Te he estado escuchando. Tu historia me gusta.
—Ahora tengo
sueño.
—Intenta
proseguir un poco más, por favor —insistió el viejo sastre.
—Sólo un poco
—le dije—. ¿Recuerda usted dónde me he quedado?
—Cuando
penetra en el calabozo de un castillo, en medio del mar...
Sorprendido
por la precisión de mi oyente, a pesar de su avanzada edad, proseguí la
historia de nuestro marinero francés... Cada media hora me detenía, a menudo en
un momento crucial, no por la fatiga sino por la inocente coquetería del
narrador.

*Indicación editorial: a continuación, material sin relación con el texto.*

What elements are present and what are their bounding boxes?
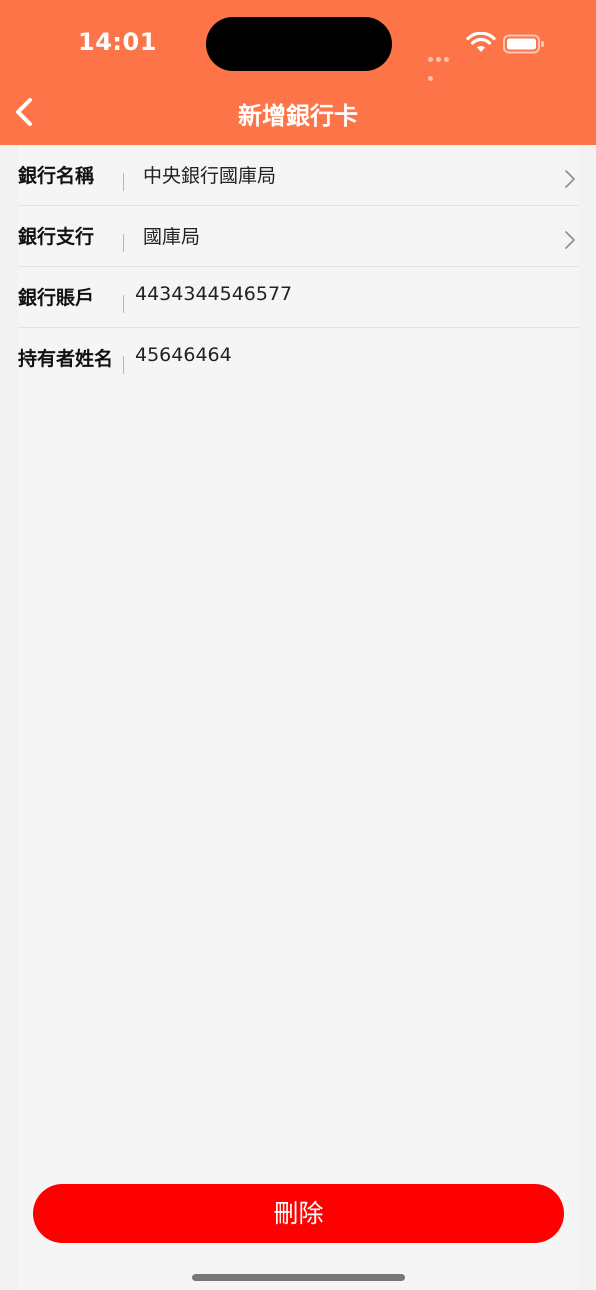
battery-icon bbox=[503, 34, 544, 54]
bank-account-row: 銀行賬戶 4434344546577 bbox=[18, 267, 579, 328]
bank-branch-value: 國庫局 bbox=[143, 226, 201, 248]
holder-name-label: 持有者姓名 bbox=[18, 348, 114, 370]
dynamic-island bbox=[206, 17, 392, 71]
row-divider bbox=[123, 234, 124, 252]
bank-name-value: 中央銀行國庫局 bbox=[143, 165, 277, 187]
bank-account-label: 銀行賬戶 bbox=[18, 287, 95, 309]
bank-branch-label: 銀行支行 bbox=[18, 226, 95, 248]
bank-name-row[interactable]: 銀行名稱 中央銀行國庫局 bbox=[18, 145, 579, 206]
bank-account-field[interactable]: 4434344546577 bbox=[135, 283, 292, 305]
holder-name-row: 持有者姓名 45646464 bbox=[18, 328, 579, 388]
home-indicator[interactable] bbox=[192, 1274, 405, 1281]
wifi-icon bbox=[466, 32, 496, 52]
page-title: 新增銀行卡 bbox=[238, 102, 358, 130]
holder-name-field[interactable]: 45646464 bbox=[135, 344, 232, 366]
bank-branch-row[interactable]: 銀行支行 國庫局 bbox=[18, 206, 579, 267]
row-divider bbox=[123, 173, 124, 191]
row-divider bbox=[123, 356, 124, 374]
cellular-icon bbox=[428, 47, 458, 81]
bank-card-form: 銀行名稱 中央銀行國庫局 銀行支行 國庫局 銀行賬戶 4434344546577… bbox=[18, 145, 579, 1290]
delete-button[interactable]: 刪除 bbox=[33, 1184, 564, 1243]
chevron-right-icon bbox=[565, 170, 575, 188]
chevron-right-icon bbox=[565, 231, 575, 249]
bank-name-label: 銀行名稱 bbox=[18, 165, 95, 187]
status-time: 14:01 bbox=[78, 28, 157, 56]
row-divider bbox=[123, 295, 124, 313]
nav-header: 14:01 新增銀行卡 bbox=[0, 0, 596, 145]
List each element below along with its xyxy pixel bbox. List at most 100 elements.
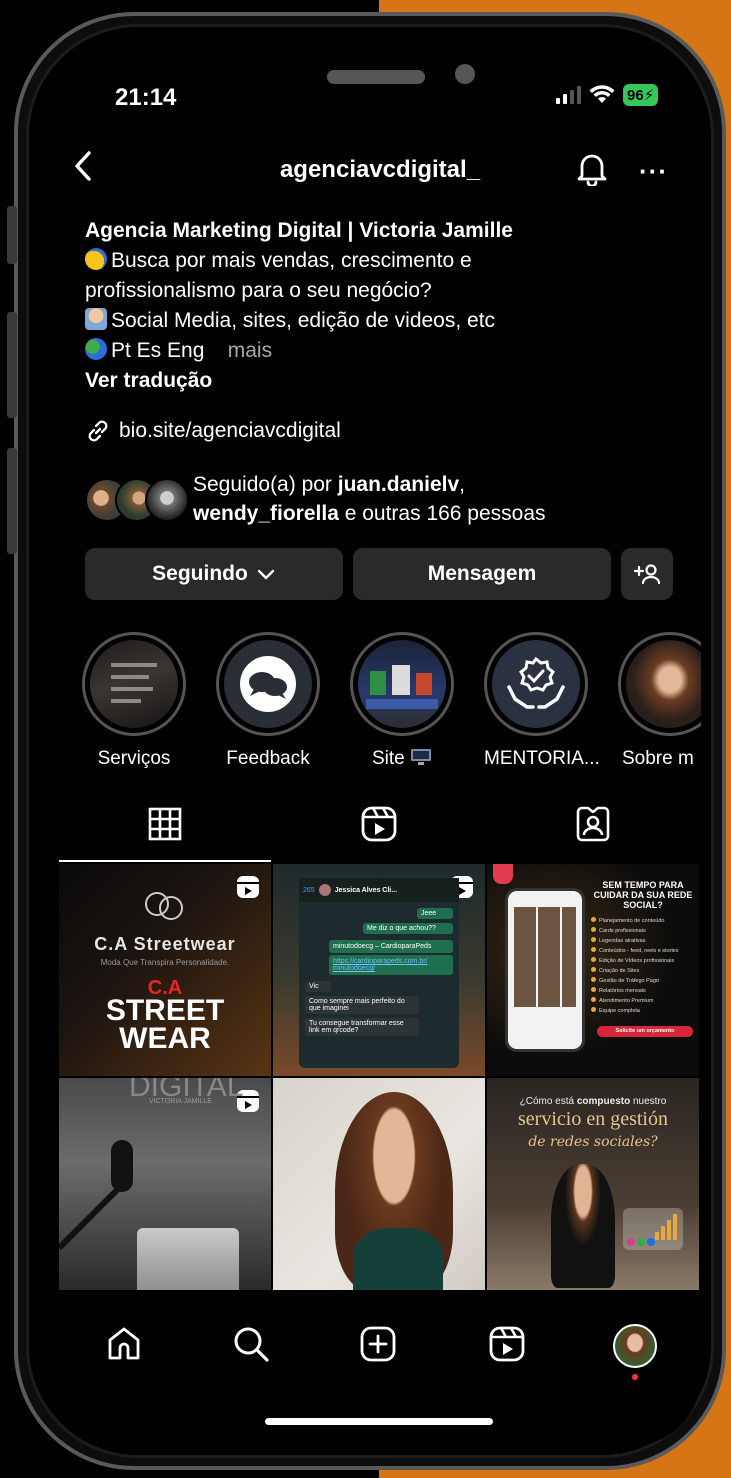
chat-message: Tu consegue transformar esse link em qrc… [305, 1018, 419, 1036]
desktop-computer-icon [411, 749, 432, 765]
service-item-text: Edição de Vídeos profissionais [599, 958, 675, 964]
post-tile[interactable]: SEM TEMPO PARA CUIDAR DA SUA REDE SOCIAL… [487, 864, 699, 1076]
service-item-text: Cards profissionais [599, 928, 646, 934]
grid-tab-icon[interactable] [145, 804, 185, 844]
bio-line: profissionalismo para o seu negócio? [85, 279, 432, 302]
highlight-feedback[interactable]: Feedback [216, 632, 320, 770]
bullet-icon [591, 927, 596, 932]
bullet-icon [591, 937, 596, 942]
followed-prefix: Seguido(a) por [193, 473, 338, 496]
highlight-cover [626, 640, 701, 728]
suggest-users-button[interactable] [621, 548, 673, 600]
highlight-label: Serviços [97, 748, 171, 769]
chevron-down-icon [257, 569, 275, 580]
battery-icon: 96⚡ [623, 84, 659, 106]
bullet-icon [591, 977, 596, 982]
followed-comma: , [459, 473, 465, 496]
chat-contact-name: Jessica Alves Cli... [334, 886, 398, 894]
chat-message: https://cardioparapeds.com.br/ minutodoe… [329, 955, 453, 975]
wifi-icon [589, 85, 615, 103]
highlight-label-text: Site [371, 748, 405, 769]
following-label: Seguindo [152, 562, 248, 585]
tagged-tab-icon[interactable] [573, 804, 613, 844]
highlight-label: Feedback [226, 748, 310, 769]
chat-header: 265 Jessica Alves Cli... [299, 878, 459, 902]
service-item-text: Equipe completa [599, 1008, 640, 1014]
whatsapp-chat-screenshot: 265 Jessica Alves Cli... Jeee Me diz o q… [299, 878, 459, 1068]
highlight-mentoria[interactable]: MENTORIA... [484, 632, 600, 770]
highlight-ring [618, 632, 701, 736]
website-preview-icon [366, 665, 438, 709]
post-title: SEM TEMPO PARA CUIDAR DA SUA REDE SOCIAL… [593, 880, 693, 910]
reel-icon [237, 876, 259, 898]
portrait-clothing [353, 1228, 443, 1290]
bullet-icon [591, 957, 596, 962]
service-item: Legendas atrativas [591, 936, 697, 946]
bio-more-link[interactable]: mais [228, 339, 272, 362]
create-post-icon[interactable] [358, 1324, 398, 1364]
translate-link[interactable]: Ver tradução [85, 366, 685, 396]
service-item-text: Gestão de Tráfego Pago [599, 978, 659, 984]
post-tile[interactable]: DIGITAL VICTORIA JAMILLE [59, 1078, 271, 1290]
bio-text: Pt Es Eng [111, 339, 205, 362]
highlight-servicos[interactable]: Serviços [82, 632, 186, 770]
bullet-icon [591, 967, 596, 972]
bullet-icon [591, 917, 596, 922]
bullet-icon [591, 947, 596, 952]
cta-button: Solicite um orçamento [597, 1026, 693, 1037]
highlight-ring [350, 632, 454, 736]
search-icon[interactable] [231, 1324, 271, 1364]
bullet-icon [591, 1007, 596, 1012]
post-brand: C.A Streetwear [94, 934, 236, 954]
message-button[interactable]: Mensagem [353, 548, 611, 600]
followed-by[interactable]: Seguido(a) por juan.danielv, wendy_fiore… [85, 470, 685, 528]
home-icon[interactable] [104, 1324, 144, 1364]
post-script-text: de redes sociales? [528, 1134, 658, 1150]
reels-tab-icon[interactable] [359, 804, 399, 844]
post-question-part: compuesto [576, 1096, 631, 1107]
chat-back-count: 265 [303, 886, 315, 894]
highlight-ring [216, 632, 320, 736]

Hacía que me suplicaran y volvía a contar de nuevo. Cuando el abate,
encerrado en el miserable calabozo de Edmond, le reveló el secreto del inmenso
tesoro oculto en la isla de Montecristo y lo ayudó a evadirse, la luz del alba
entró en nuestra alcoba por las grietas de los muros, acompañada por el gorjeo
matinal de las alondras, las tórtolas y los pinzones.
Aquella noche
en blanco nos agotó a todos. El modisto se vio obligado a ofrecer a la aldea
una pequeña suma de dinero para que el jefe nos permitiera permanecer en casa.
—Descansa bien
—me dijo el viejo guiñándome el ojo—. Y prepara mi cita de esta noche con el
marinero francés.
Ciertamente
fue la historia más larga que he contado en mi vida: duró nueve noches enteras.
Nunca he comprendido de dónde procedía la resistencia física del viejo sastre,
que al día siguiente trabajaba toda la jornada. Inevitablemente, algunas
fantasías, discretas y espontáneas, debidas a la influencia del novelista
francés, comenzaron a aparecer en los vestidos nuevos de los aldeanos, sobre
todo elementos marineros. El propio Dumas habría sido el primer sorprendido si
hubiese visto a nuestras montañesas ceñidas en una especie de guerreras de
hombros caídos y con un gran cuello, cuadrado por detrás y puntiagudo por
delante, que chasqueaba al viento. Casi olían a Mediterráneo. Los pantalones
azules de los marinos, mencionados por Dumas y realizados por su discípulo el
viejo sastre, habían conquistado el corazón de las muchachas, con sus anchas y
flotantes perneras de las que parecía emanar el perfume de la Costa Azul. Nos
hizo dibujar un ancla de cinco puntas que se convirtió en el motivo más
solicitado de la moda femenina de aquellos años, en la montaña del Fénix del
Cielo. Algunas mujeres consiguieron, incluso, bordarlo fielmente en minúsculos
botones, con hilo de oro. En cambio, reservamos celosamente ciertos secretos,
descritos por Dumas con todo detalle, como el lis bordado en los estandartes,
el corsé y el vestido de Mercedes, en exclusiva para la hija del sastre.